Under sequestration, the top-line cap on non-defense spending will fall slightly to $492.3 billion from $492.4 billion in 2016. Additional cuts are slated for future years, affecting programs as diverse as medical research, homelessness prevention, infrastructure investments, and much more. Programs within SAMHSA’s budget fall into this category of spending, meaning they are at high risk for continued cuts in future years.

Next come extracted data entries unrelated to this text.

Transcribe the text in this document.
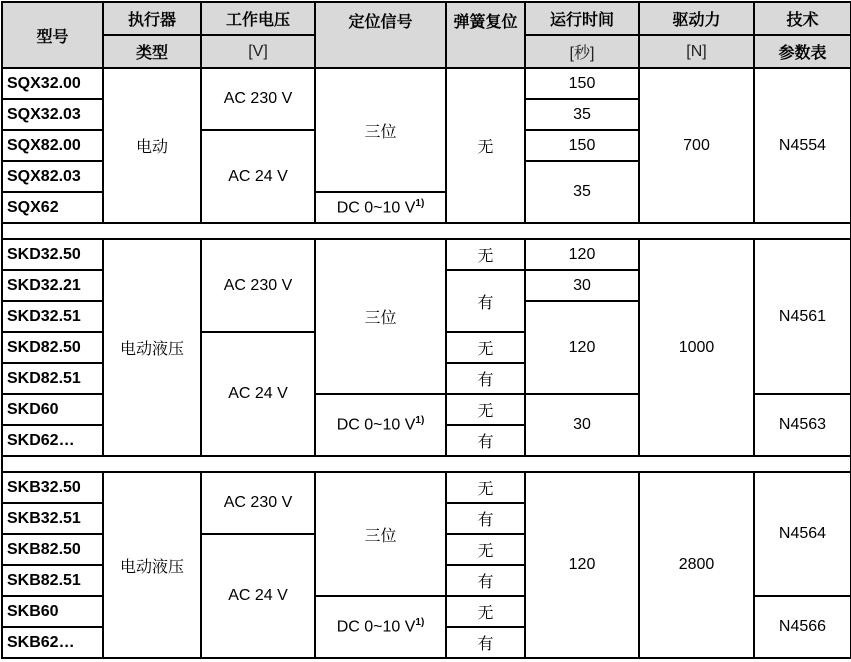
型号	执行器	工作电压	定位信号	弹簧复位	运行时间	驱动力	技术
	类型	[V]			[秒]	[N]	参数表
SQX32.00	电动	AC 230 V	三位	无	150	700	N4554
SQX32.03					35		
SQX82.00		AC 24 V			150		
SQX82.03					35		
SQX62			DC 0~10 $V^{1)}$

SKD32.50	电动液压	AC 230 V	三位	无	120	1000	N4561
SKD32.21				有	30		
SKD32.51					120		
SKD82.50		AC 24 V		无			
SKD82.51				有			
SKD60			DC 0~10 $V^{1)}$	无	30		N4563
SKD62…				有			

SKB32.50	电动液压	AC 230 V	三位	无	120	2800	N4564
SKB32.51				有			
SKB82.50		AC 24 V		无			
SKB82.51				有			
SKB60			DC 0~10 $V^{1)}$	无			N4566
SKB62…				有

Lawmakers have proposed various ways to mitigate sequestration’s effects; for example, by redistributing the cuts in a more targeted manner or repealing them entirely. Whether and how the 114th Congress chooses to address these proposals remains to be seen.

 

Return to Regular Order?

After four years of a divided Congress, Republicans have expressed hope for a return to “regular order” in the appropriations process when they take control of both chambers in January. Rarely seen in recent years, regular order refers to the process by which each of the 12 annual spending bills is debated in committee, enacted separately by each chamber, and negotiated by a conference committee to reach a final deal before the start of the fiscal year on October 1. Major controversies over spending priorities have stymied regular order over the past several years, and these will continue to

Political experts also predict that the Republican-controlled Congress will enact a budget reconciliation bill in 2016. Used as a means for circumventing Senate filibuster rules in order to bring spending and revenue priorities into line with congressionally-approved public policies, reconciliation could be a vehicle for enacting major new fiscal priorities, such as changes to the Medicaid, or Social Security program or repealing portions of the Affordable Care Act. The National Council will be closely monitoring congressional activity on this front in 2016 and will keep readers updated on Capitol Connector.